We demand the creation of the Youth Development Fund dedicated to growing the creative industries and agriculture.

Millions of Nigerian youths lack gainful employment after an educational career due to the tottering economy and widespread corruption. The youths finally have a unifying cause to rally their effort to demand relief from the government.

We demand that the Not-Too-Young to run bill should be expanded to include 50% inclusion of youth under 40 in every cabinet position in government.

We demand that the youth inclusion be monitored by the FCC as they currently monitor state inclusion and the NCDMB and other stakeholders partake in this action to protect our future.

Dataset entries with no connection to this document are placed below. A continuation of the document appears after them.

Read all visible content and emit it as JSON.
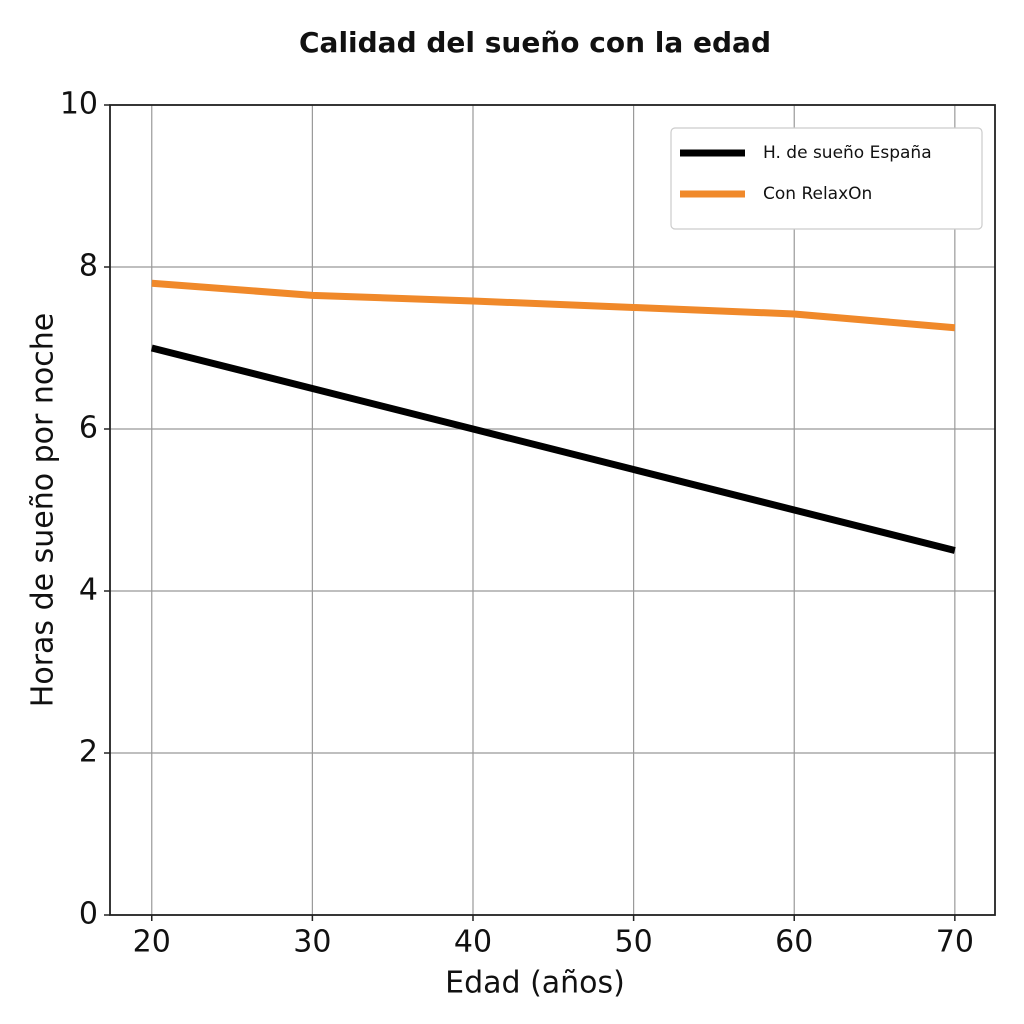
{
  "chart_data": {
    "type": "line",
    "title": "Calidad del sueño con la edad",
    "x_label": "Edad (años)",
    "y_label": "Horas de sueño por noche",
    "x": [
      20,
      30,
      40,
      50,
      60,
      70
    ],
    "series": [
      {
        "name": "H. de sueño España",
        "color": "#000000",
        "values": [
          7.0,
          6.5,
          6.0,
          5.5,
          5.0,
          4.5
        ]
      },
      {
        "name": "Con RelaxOn",
        "color": "#f0892a",
        "values": [
          7.8,
          7.65,
          7.58,
          7.5,
          7.42,
          7.25
        ]
      }
    ],
    "xlim": [
      17.4,
      72.5
    ],
    "xticks": [
      20,
      30,
      40,
      50,
      60,
      70
    ],
    "ylim": [
      0,
      10
    ],
    "yticks": [
      0,
      2,
      4,
      6,
      8,
      10
    ],
    "grid": true,
    "legend": "upper-right"
  }
}
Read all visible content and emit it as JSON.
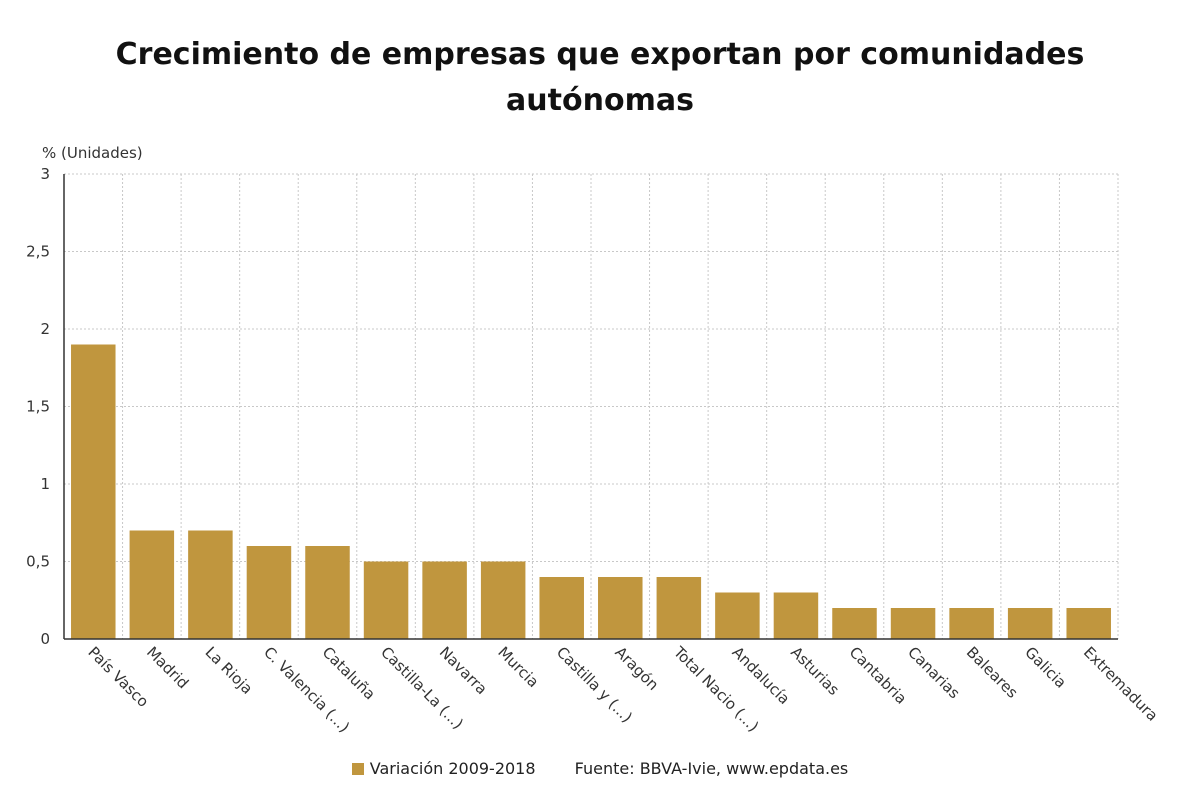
{
  "chart_data": {
    "type": "bar",
    "title_lines": [
      "Crecimiento de empresas que exportan por comunidades",
      "autónomas"
    ],
    "ylabel": "% (Unidades)",
    "xlabel": "",
    "ylim": [
      0,
      3
    ],
    "yticks": [
      0,
      0.5,
      1,
      1.5,
      2,
      2.5,
      3
    ],
    "ytick_labels": [
      "0",
      "0,5",
      "1",
      "1,5",
      "2",
      "2,5",
      "3"
    ],
    "grid": true,
    "categories": [
      "País Vasco",
      "Madrid",
      "La Rioja",
      "C. Valencia (...)",
      "Cataluña",
      "Castilla-La (...)",
      "Navarra",
      "Murcia",
      "Castilla y (...)",
      "Aragón",
      "Total Nacio (...)",
      "Andalucía",
      "Asturias",
      "Cantabria",
      "Canarias",
      "Baleares",
      "Galicia",
      "Extremadura"
    ],
    "series": [
      {
        "name": "Variación 2009-2018",
        "values": [
          1.9,
          0.7,
          0.7,
          0.6,
          0.6,
          0.5,
          0.5,
          0.5,
          0.4,
          0.4,
          0.4,
          0.3,
          0.3,
          0.2,
          0.2,
          0.2,
          0.2,
          0.2
        ]
      }
    ],
    "legend_position": "bottom",
    "source": "Fuente: BBVA-Ivie, www.epdata.es",
    "colors": {
      "bar": "#c0963e",
      "grid": "#c8c8c8",
      "axis": "#333333"
    }
  }
}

  1. PUBLIC OFFICE REFORMS

We demand a code of conduct reforms for all elected public office holders to have themselves and their children use public schools and public hospitals ONLY. Violation of this shall result in immediate impeachment and recall of the offending politician or official.

We demand the immediate removal of the immunity clause from public office holders to make them answerable to investigations, at all times, when and where necessary.

We demand the immediate resignation of every public officer found guilty of any forms of crimes and corruption. They should step aside during the investigation process for this offense.

Implementation of full digitization of the judicial process, prison decongestion reforms, with reforms drawn from past projects like the Uwais Report, Keyamo’s ministerial screening address, strict time limits to the determination of industries litigations, etc.